Um dos capítulos mais interessantes nesse livro aborda o prelúdio da evolução dos sistemas políticos, e nele o leitor apreende sobre a organização social que no continente africano era baseada nos comportamentos competitivos e cooperativos e seus gradientes de variações; um par de gráficos elucidativos sobre a relação entre cooperação e coesão social é apresentado (Cortizo, 2023, pp. 36 e 37).
Além da conclusão, há quatro apêndices que fecham a obra de maneira bem sintética e emoldurada pela “transição principal humana” (tph), a qual apresenta as sociedades como superorganismos que em situações conflituosas lutam por interesses coletivos. E traz, por fim, uma diversificada fonte bibliográfica.
É proposto pela obra que a mutável interface entre dois dos biomas africanos, savanas e florestas, foi responsável pelas formações de grupos mais ou menos eficazes em sobreviver criando comportamentos cooperativos, compartilhamento de víveres, informações trocadas que foram assimilados geneticamente, porém, sem desalojar os instintos arcaicos, pois isso desadaptaria nossos ancestrais à vida na floresta, onde viviam grupos que compartilhavam a mesma estrutura genética. A expansão e ocupação das savanas foi possível pela possibilidade de grupos com uma mesma carga genética adotarem “comportamentos sociais opostos, que fossem sustentados e transmitidos entre gerações por um incipiente sistema de herança cultural, e não pela via genética” (Cortizo, 2023, p. 21).
O livro As bases genéticas da polarização política reflete os interesses e o trabalho de um autor que tem sua experiência assentada no dia a dia de políticas públicas, lidando com questões críticas, como mudanças climáticas, migrações e energia.
Além dessa experiência, o livro está embasado em uma bibliografia compilada da antropologia, genética, pré-história, filosofia e psicologia. O livro também trata como uma verdade objetiva intrínseca o assunto direita e esquerda, o fenômeno das leis da natureza, que pode parecer de imediato fora de conexão causal com a política, mas que é ligado pela lógica da verdade objetiva das coisas, lógica que permite, graças a essas experiências e leituras, ao leitor adquirir uma maneira de raciocínio que conduz à verdade. Acredito que o autor usa a lógica como forma abstrata de apresentar seus argumentos. Em filosofia essa “maneira de raciocinar, tal como se exerce de fato”, é denominada lógica natural (Lalande, 1926/1996, p. 631).

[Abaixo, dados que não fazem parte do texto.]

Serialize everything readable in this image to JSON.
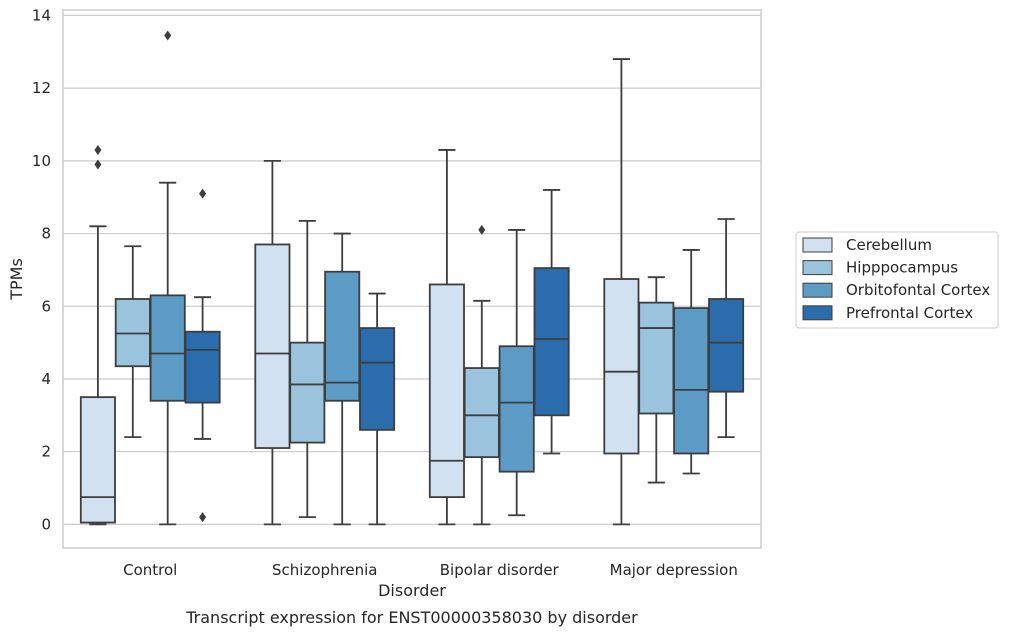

Um livro de interesse para nós, psicanalistas, para um público que se interessa pela avaliação da cultura humana e principalmente para os políticos. Alguns leitores desse trabalho podem julgar que leram ou saberiam demasiadamente sobre a fórmula direita/esquerda, contudo, o conteúdo do livro desvendará um novo e interessante vértice. As bases genéticas da polarização política decorre de pensamentos claros e conceitos adequados, induções sólidas, em uma pesquisa que esclareceu o indispensável.
Sergio Cortizo é físico, doutor em Lógica e foi professor na usp por mais de uma década. Atualmente, desde 2009, trabalha em Brasília, especializado em políticas públicas relacionadas a crises e questões trazidas pelas mudanças de clima.